"Babe, wann machst du endlich Schluss mit ihr?", hauchte eine verführerische Stimme durch die spaltbreit geöffnete Tür hindurch.
Im Raum drinnen drängte sich eine Frau zwischen die Beine eines Mannes und begann, kokett und mit gespitzten Lippen, sein Hemd aufzuknöpfen, während sie nebeneinander auf dem Sofa saßen.

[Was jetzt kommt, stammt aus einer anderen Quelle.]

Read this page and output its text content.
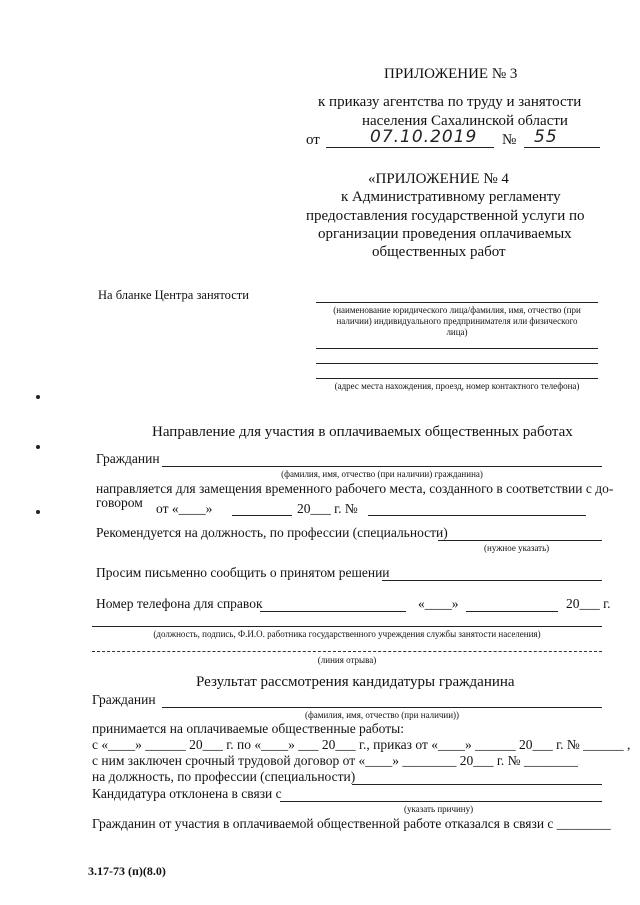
ПРИЛОЖЕНИЕ № 3
к приказу агентства по труду и занятости
населения Сахалинской области
от	07.10.2019 № 55
«ПРИЛОЖЕНИЕ № 4
к Административному регламенту
предоставления государственной услуги по
организации проведения оплачиваемых
общественных работ
На бланке Центра занятости
(наименование юридического лица/фамилия, имя, отчество (при
наличии) индивидуального предпринимателя или физического
лица)
(адрес места нахождения, проезд, номер контактного телефона)
Направление для участия в оплачиваемых общественных работах
Гражданин
(фамилия, имя, отчество (при наличии) гражданина)
направляется для замещения временного рабочего места, созданного в соответствии с до-
говором от «____»	20___ г. №
Рекомендуется на должность, по профессии (специальности)
(нужное указать)
Просим письменно сообщить о принятом решении
Номер телефона для справок	«____»	20___ г.
(должность, подпись, Ф.И.О. работника государственного учреждения службы занятости населения)
(линия отрыва)
Результат рассмотрения кандидатуры гражданина
Гражданин
(фамилия, имя, отчество (при наличии))
принимается на оплачиваемые общественные работы:
с «____» ______ 20___ г. по «____» ___ 20___ г., приказ от «____» ______ 20___ г. № ______ ,
с ним заключен срочный трудовой договор от «____» ________ 20___ г. № ________
на должность, по профессии (специальности)
Кандидатура отклонена в связи с
(указать причину)
Гражданин от участия в оплачиваемой общественной работе отказался в связи с ________
3.17-73 (п)(8.0)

Der Mann, zwischen dessen Beinen sie sich geschoben hatte, war sofort von ihren Reizen eingenommen und streichelte ihre Wangen. "Unsere Familien haben unsere Verlobung bereits besprochen und beschlossen. Ich kann nicht einfach mit ihr Schluss machen."
"Aber ich ertrage es einfach nicht, sie an deiner Seite zu sehen!"
Der Mann seufzte und küsste sie sanft auf die Nasenspitze. "Du bist nicht die Einzige, die sie nicht leiden kann. Ich kann es auch kaum erwarten, mich von ihr scheiden zu lassen, sobald ich mein Erbe angetreten habe." Die Augen des Mannes wurden kalt, als er sich erinnerte, warum er zu dieser lieblosen Verlobung gezwungen wurde.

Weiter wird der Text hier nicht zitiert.